Don’t expect the demure Mid West Kansas country girl portrayal of Dorothy. With pigtails and gingham check dress replaced by braids and casual wear, this modern-day Dorothy is sassy, street-wise and questions what people tell her – representative of modern-day teenagers. Chloe Lemonius, conveys Dorothy’s angst, anger and frustration at her situation. Beneath Dorothy’s bravado we see her lack of self-confidence. A lovely performance throughout – it is hard to believe this is Chloe Lemonius’ first acting part on leaving drama college.
Singer, Le Gateau Chocolat, makes a cameo performance as the Good Witch. I enjoyed the exchanges and verbal sparring with Dorothy at the beginning.
Dharmesh Patel is impishly endearing as the socially awkward, balaclava wearing Scarecrow that takes everything literally. Patel uses his facial features to great effect. At times he is reminiscent of Rik Mayall’s rebellious Rik in the Young Ones. When the scarecrow says, “Imagine not having a friend. Can I have a friend? Just one…” How many of the audience, me included, said, “I’ll be your friend.”
Annabelle Terry is suitably evil as the cackling Wicked Witch, summoning monkeys, Winkies and others to attack Dorothy and her companions. She also plays the part of Wiz.
There are some laugh out loud moments, in particular when the Tin Man, Tom Richardson, makes computer-related quips and says his Step-Mum used to be a Sinclair, and in a reference to the 4G phone network quips, “Where’s Kevin Bacon when you need him?”. Simon Yadoo’s lion is looking for courage and at one point has a boxing match with a spider. There are many other surreal moments in this production.
Ryan Dawson Laight’s creative use of computer graphics, layered tones and animated film captures the magical, brightly coloured land of Oz. I found some of the flashing graphics overwhelming at times, but applaud the artistry of those involved in creating the convincing imagery. The graphic creativity works well and supports the storytelling.

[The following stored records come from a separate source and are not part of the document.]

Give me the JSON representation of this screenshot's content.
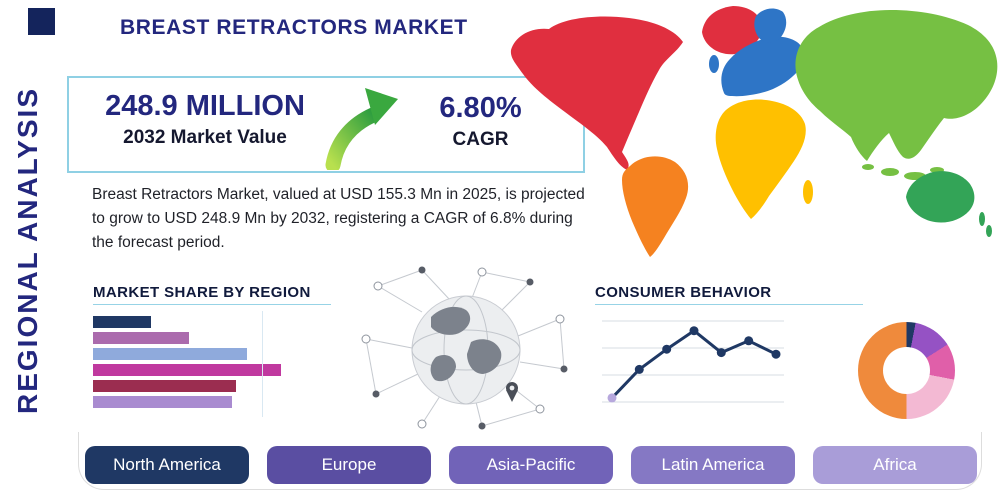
{
  "page": {
    "title": "BREAST RETRACTORS MARKET",
    "vertical_label": "REGIONAL ANALYSIS"
  },
  "stats": {
    "value_2032": "248.9 MILLION",
    "value_2032_label": "2032 Market Value",
    "cagr": "6.80%",
    "cagr_label": "CAGR",
    "description": "Breast Retractors Market, valued at USD 155.3 Mn in 2025, is projected to grow to USD 248.9 Mn by 2032, registering a CAGR of 6.8% during the forecast period."
  },
  "sections": {
    "market_share_title": "MARKET SHARE BY REGION",
    "consumer_behavior_title": "CONSUMER BEHAVIOR"
  },
  "chart_data": [
    {
      "type": "bar",
      "orientation": "horizontal",
      "title": "MARKET SHARE BY REGION",
      "values": [
        31,
        51,
        82,
        100,
        76,
        74
      ],
      "colors": [
        "#1f3864",
        "#ab6bad",
        "#8faadc",
        "#c0399f",
        "#9b2d50",
        "#a98bd0"
      ],
      "xlim": [
        0,
        100
      ],
      "grid": false
    },
    {
      "type": "line",
      "title": "CONSUMER BEHAVIOR",
      "values": [
        12,
        46,
        70,
        92,
        66,
        80,
        64
      ],
      "ylim": [
        0,
        100
      ],
      "line_color": "#1f3864",
      "marker_color": "#1f3864",
      "first_marker_color": "#b7a8dd",
      "grid": true
    },
    {
      "type": "pie",
      "title": "Regional share donut",
      "donut_hole": true,
      "slices": [
        {
          "value": 3,
          "color": "#1f3864"
        },
        {
          "value": 13,
          "color": "#9552c4"
        },
        {
          "value": 12,
          "color": "#e05fa9"
        },
        {
          "value": 22,
          "color": "#f3b9d3"
        },
        {
          "value": 50,
          "color": "#ef8a3c"
        }
      ]
    }
  ],
  "map": {
    "regions": [
      {
        "name": "North America",
        "color": "#e02f3f"
      },
      {
        "name": "Greenland",
        "color": "#e02f3f"
      },
      {
        "name": "South America",
        "color": "#f58220"
      },
      {
        "name": "Europe",
        "color": "#2e75c6"
      },
      {
        "name": "Africa",
        "color": "#ffc000"
      },
      {
        "name": "Asia",
        "color": "#76c043"
      },
      {
        "name": "Australia",
        "color": "#33a457"
      }
    ]
  },
  "region_buttons": [
    {
      "label": "North America",
      "color": "#1f3864"
    },
    {
      "label": "Europe",
      "color": "#5a4ea2"
    },
    {
      "label": "Asia-Pacific",
      "color": "#7163b8"
    },
    {
      "label": "Latin America",
      "color": "#8578c4"
    },
    {
      "label": "Africa",
      "color": "#a99dd8"
    }
  ],
  "theme": {
    "title_color": "#23277e",
    "accent_line_color": "#97d3e6",
    "arrow_green_light": "#b8e04e",
    "arrow_green_dark": "#2f9e3f"
  }
}
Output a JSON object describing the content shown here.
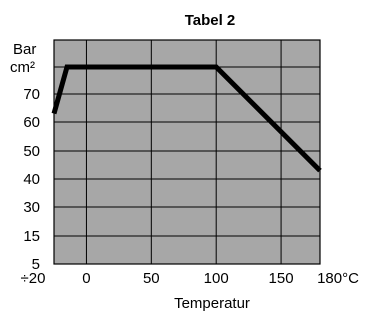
{
  "chart_data": {
    "type": "line",
    "title": "Tabel 2",
    "xlabel": "Temperatur",
    "ylabel": [
      "Bar",
      "cm²"
    ],
    "x_tick_labels": [
      "÷20",
      "0",
      "50",
      "100",
      "150",
      "180°C"
    ],
    "x_ticks": [
      -20,
      0,
      50,
      100,
      150,
      180
    ],
    "y_tick_labels": [
      "5",
      "15",
      "30",
      "40",
      "50",
      "60",
      "70"
    ],
    "y_ticks": [
      5,
      15,
      30,
      40,
      50,
      60,
      70
    ],
    "xlim": [
      -25,
      180
    ],
    "ylim": [
      5,
      90
    ],
    "grid": true,
    "series": [
      {
        "x": [
          -25,
          -15,
          100,
          180
        ],
        "y": [
          63,
          80,
          80,
          43
        ]
      }
    ],
    "colors": {
      "plot_background": "#a7a7a7",
      "line": "#000000",
      "grid": "#000000"
    }
  }
}
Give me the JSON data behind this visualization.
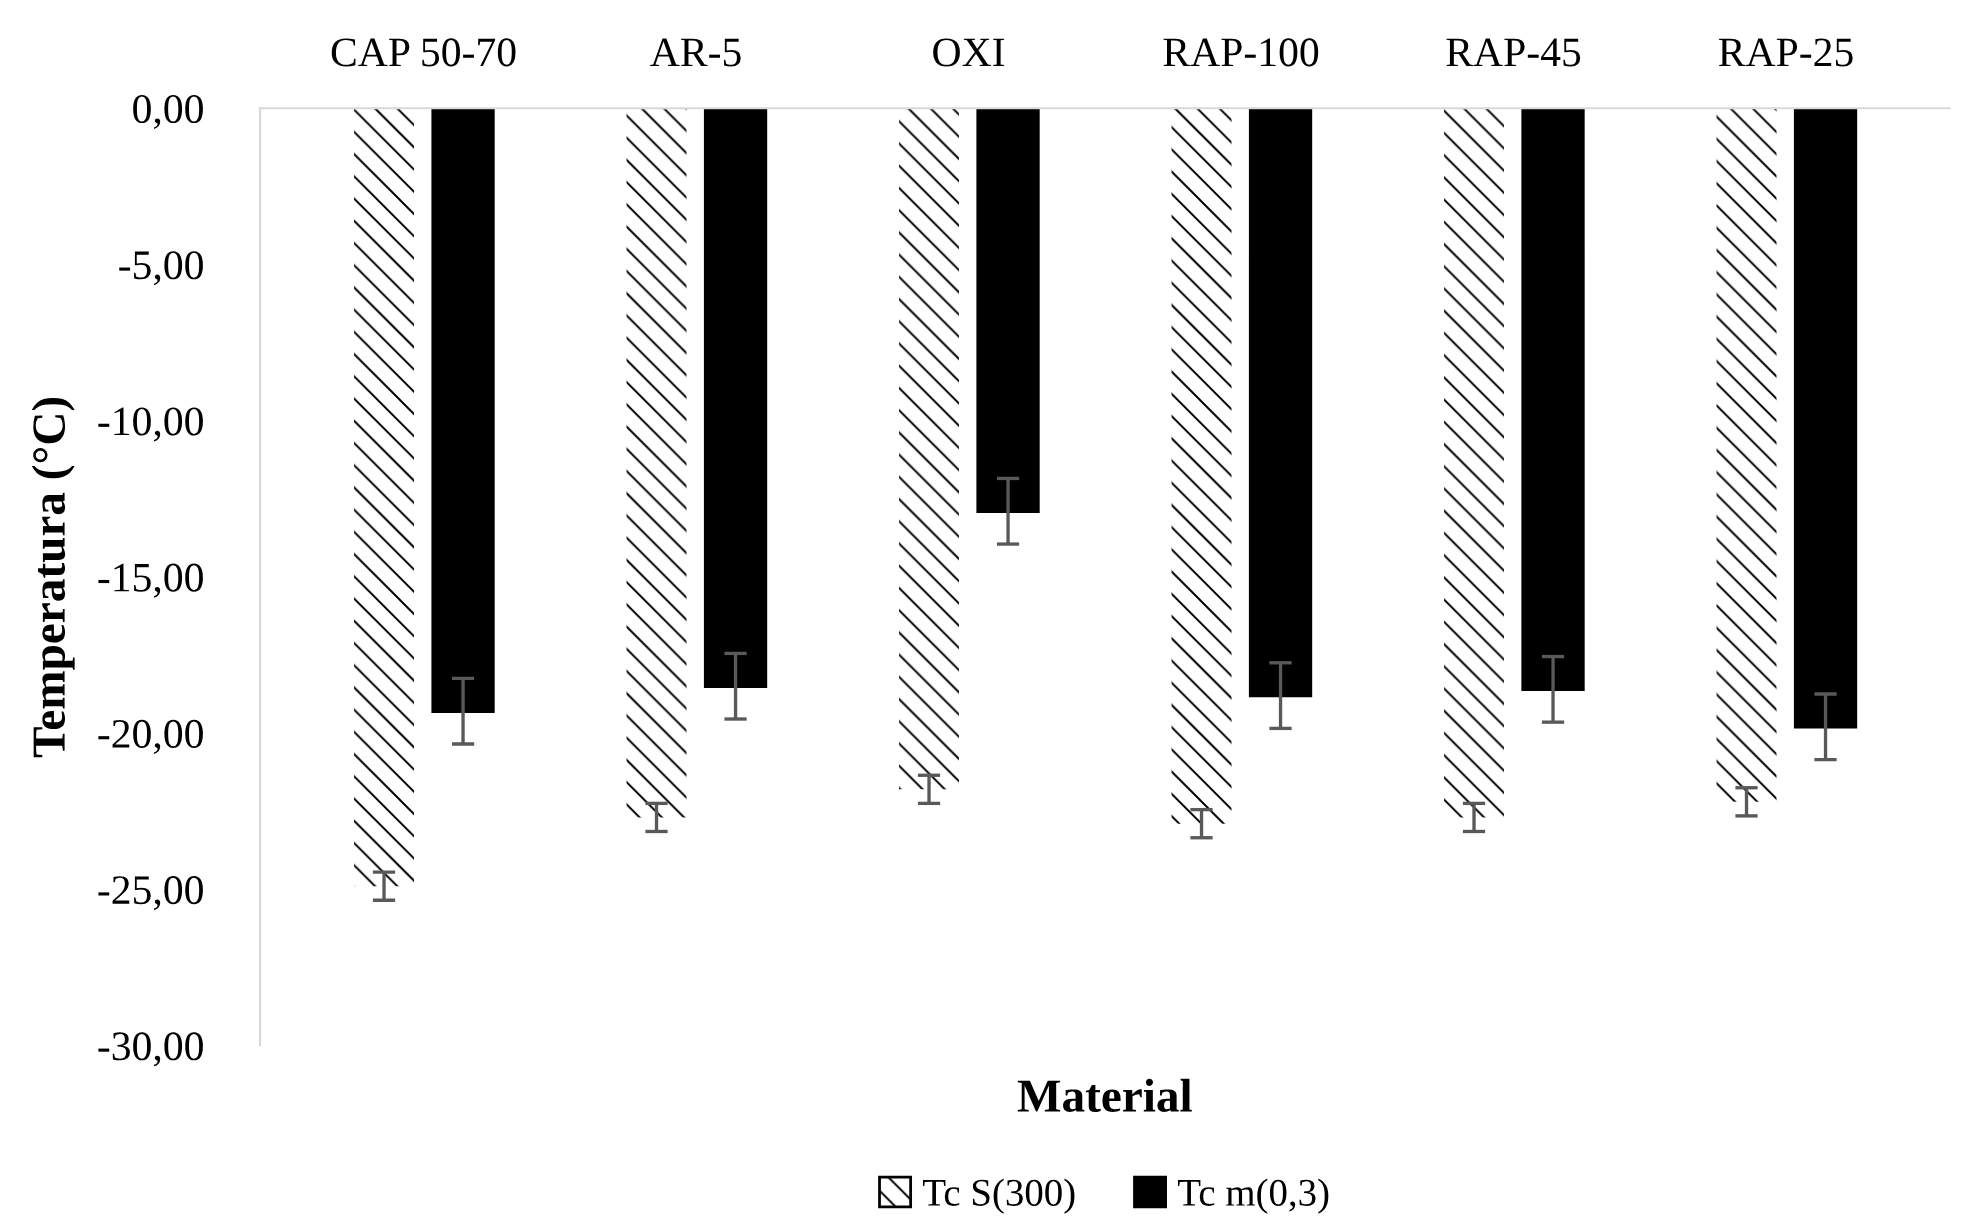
{
  "chart_data": {
    "type": "bar",
    "xlabel": "Material",
    "ylabel": "Temperatura (°C)",
    "categories": [
      "CAP 50-70",
      "AR-5",
      "OXI",
      "RAP-100",
      "RAP-45",
      "RAP-25"
    ],
    "series": [
      {
        "name": "Tc S(300)",
        "color": "#ffffff",
        "values": [
          -24.9,
          -22.7,
          -21.8,
          -22.9,
          -22.7,
          -22.2
        ],
        "errors": [
          0.45,
          0.45,
          0.45,
          0.45,
          0.45,
          0.45
        ]
      },
      {
        "name": "Tc m(0,3)",
        "color": "#000000",
        "values": [
          -19.3,
          -18.5,
          -12.9,
          -18.8,
          -18.6,
          -19.8
        ],
        "errors": [
          1.05,
          1.05,
          1.05,
          1.05,
          1.05,
          1.05
        ]
      }
    ],
    "ylim": [
      -30,
      0
    ],
    "yticks": [
      {
        "value": 0,
        "label": "0,00"
      },
      {
        "value": -5,
        "label": "-5,00"
      },
      {
        "value": -10,
        "label": "-10,00"
      },
      {
        "value": -15,
        "label": "-15,00"
      },
      {
        "value": -20,
        "label": "-20,00"
      },
      {
        "value": -25,
        "label": "-25,00"
      },
      {
        "value": -30,
        "label": "-30,00"
      }
    ],
    "grid": false,
    "legend": "bottom"
  }
}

There are some lovely touches; the lion cushions on Dorothy’s bed, sock puppets as Munchkins, the make it stop placard that Dorothy holds up when Lion is talking. The portrayal of the Wizard as a modern-day influencer telling Dorothy to “find the magic and be you” is inspired.

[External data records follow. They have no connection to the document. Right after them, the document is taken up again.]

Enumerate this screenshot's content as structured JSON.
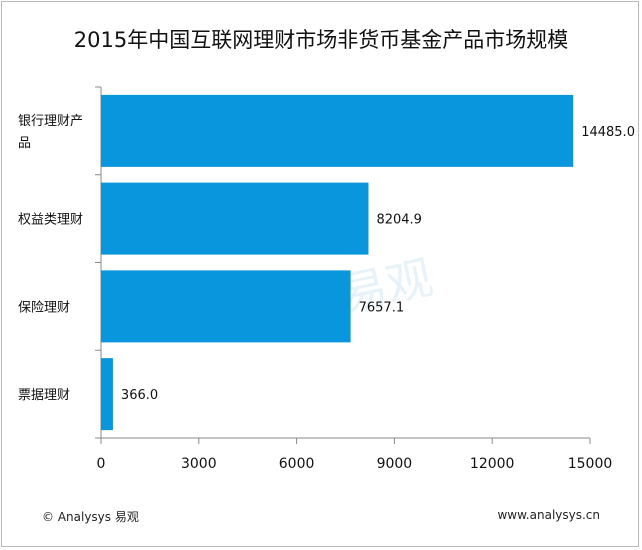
{
  "chart_data": {
    "type": "bar",
    "orientation": "horizontal",
    "title": "2015年中国互联网理财市场非货币基金产品市场规模",
    "categories": [
      "银行理财产品",
      "权益类理财",
      "保险理财",
      "票据理财"
    ],
    "category_lines": [
      [
        "银行理财产",
        "品"
      ],
      [
        "权益类理财"
      ],
      [
        "保险理财"
      ],
      [
        "票据理财"
      ]
    ],
    "values": [
      14485.0,
      8204.9,
      7657.1,
      366.0
    ],
    "value_labels": [
      "14485.0",
      "8204.9",
      "7657.1",
      "366.0"
    ],
    "xlim": [
      0,
      15000
    ],
    "xticks": [
      "0",
      "3000",
      "6000",
      "9000",
      "12000",
      "15000"
    ],
    "bar_color": "#0a96dc",
    "grid": false
  },
  "footer": {
    "copyright": "© Analysys 易观",
    "url": "www.analysys.cn"
  },
  "watermark": "易观"
}
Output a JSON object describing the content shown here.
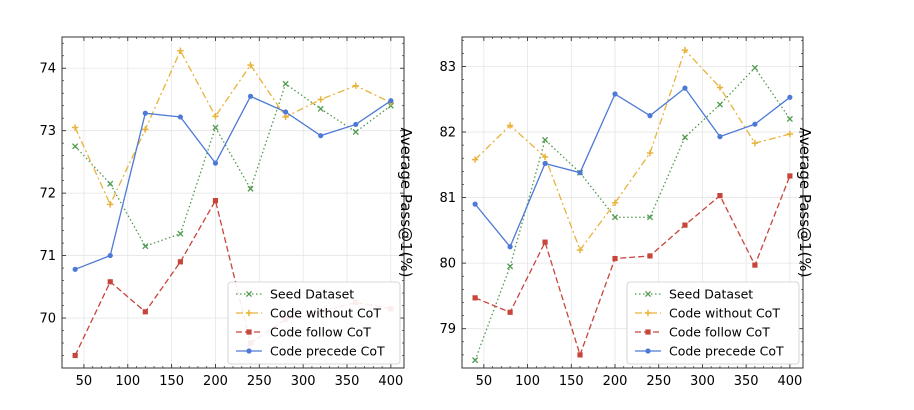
{
  "chart_data": [
    {
      "type": "line",
      "title": "",
      "xlabel": "",
      "ylabel": "Average Pass@1(%)",
      "xlim": [
        25,
        415
      ],
      "ylim": [
        69.2,
        74.5
      ],
      "xticks": [
        50,
        100,
        150,
        200,
        250,
        300,
        350,
        400
      ],
      "yticks": [
        70,
        71,
        72,
        73,
        74
      ],
      "grid": true,
      "legend_position": "lower-right",
      "x": [
        40,
        80,
        120,
        160,
        200,
        240,
        280,
        320,
        360,
        400
      ],
      "series": [
        {
          "name": "Seed Dataset",
          "color": "#4f9a4f",
          "marker": "x",
          "dash": "dotted",
          "values": [
            72.75,
            72.15,
            71.15,
            71.35,
            73.05,
            72.07,
            73.75,
            73.35,
            72.98,
            73.4
          ]
        },
        {
          "name": "Code without CoT",
          "color": "#e8b33a",
          "marker": "+",
          "dash": "dashdot",
          "values": [
            73.05,
            71.82,
            73.02,
            74.28,
            73.23,
            74.05,
            73.22,
            73.5,
            73.72,
            73.45
          ]
        },
        {
          "name": "Code follow CoT",
          "color": "#c7453a",
          "marker": "s",
          "dash": "dashed",
          "values": [
            69.4,
            70.58,
            70.1,
            70.9,
            71.88,
            69.6,
            69.98,
            70.1,
            70.25,
            70.15
          ]
        },
        {
          "name": "Code precede CoT",
          "color": "#4e79d6",
          "marker": "o",
          "dash": "solid",
          "values": [
            70.78,
            71.0,
            73.28,
            73.22,
            72.48,
            73.55,
            73.3,
            72.92,
            73.1,
            73.48
          ]
        }
      ]
    },
    {
      "type": "line",
      "title": "",
      "xlabel": "",
      "ylabel": "Average Pass@1(%)",
      "xlim": [
        25,
        415
      ],
      "ylim": [
        78.4,
        83.45
      ],
      "xticks": [
        50,
        100,
        150,
        200,
        250,
        300,
        350,
        400
      ],
      "yticks": [
        79,
        80,
        81,
        82,
        83
      ],
      "grid": true,
      "legend_position": "lower-right",
      "x": [
        40,
        80,
        120,
        160,
        200,
        240,
        280,
        320,
        360,
        400
      ],
      "series": [
        {
          "name": "Seed Dataset",
          "color": "#4f9a4f",
          "marker": "x",
          "dash": "dotted",
          "values": [
            78.52,
            79.95,
            81.88,
            81.38,
            80.7,
            80.7,
            81.92,
            82.42,
            82.98,
            82.2
          ]
        },
        {
          "name": "Code without CoT",
          "color": "#e8b33a",
          "marker": "+",
          "dash": "dashdot",
          "values": [
            81.58,
            82.1,
            81.62,
            80.2,
            80.92,
            81.68,
            83.25,
            82.68,
            81.83,
            81.97
          ]
        },
        {
          "name": "Code follow CoT",
          "color": "#c7453a",
          "marker": "s",
          "dash": "dashed",
          "values": [
            79.47,
            79.25,
            80.32,
            78.6,
            80.07,
            80.11,
            80.58,
            81.03,
            79.97,
            81.33
          ]
        },
        {
          "name": "Code precede CoT",
          "color": "#4e79d6",
          "marker": "o",
          "dash": "solid",
          "values": [
            80.9,
            80.25,
            81.52,
            81.38,
            82.58,
            82.25,
            82.67,
            81.93,
            82.12,
            82.53
          ]
        }
      ]
    }
  ]
}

Although not a pantomime, there was audience participation, of sorts. With no Toto cast the audience were told, “anyone at home, if you have a pet can you grab it now”. Suddenly my Zoom screen gallery view was filled with people hoisting their moggies and doggies aloft. It was a surreal moment to say the least. At one point I contemplated scrolling onto gallery pages 2,3,4,5 or 6 to see what other sort of pet people were holding up. A very fluffy cat with an air of disdain was chosen to represent Toto. I must admit, I love silly moments like this.
The songs in particular, Keep On Following Your Own Brick Road and How Can You Miss What You Never Had were short but nevertheless very enjoyable.
The production loses pace after the interval and would benefit from a slightly shorter running time of one hour for each act. That saying, I enjoyed the show and commend director Gari Jones and the the production crew for this modern take on a much-loved story.
The Wonderful Wizard of Oz is LIVE online in real time until the 3rd January.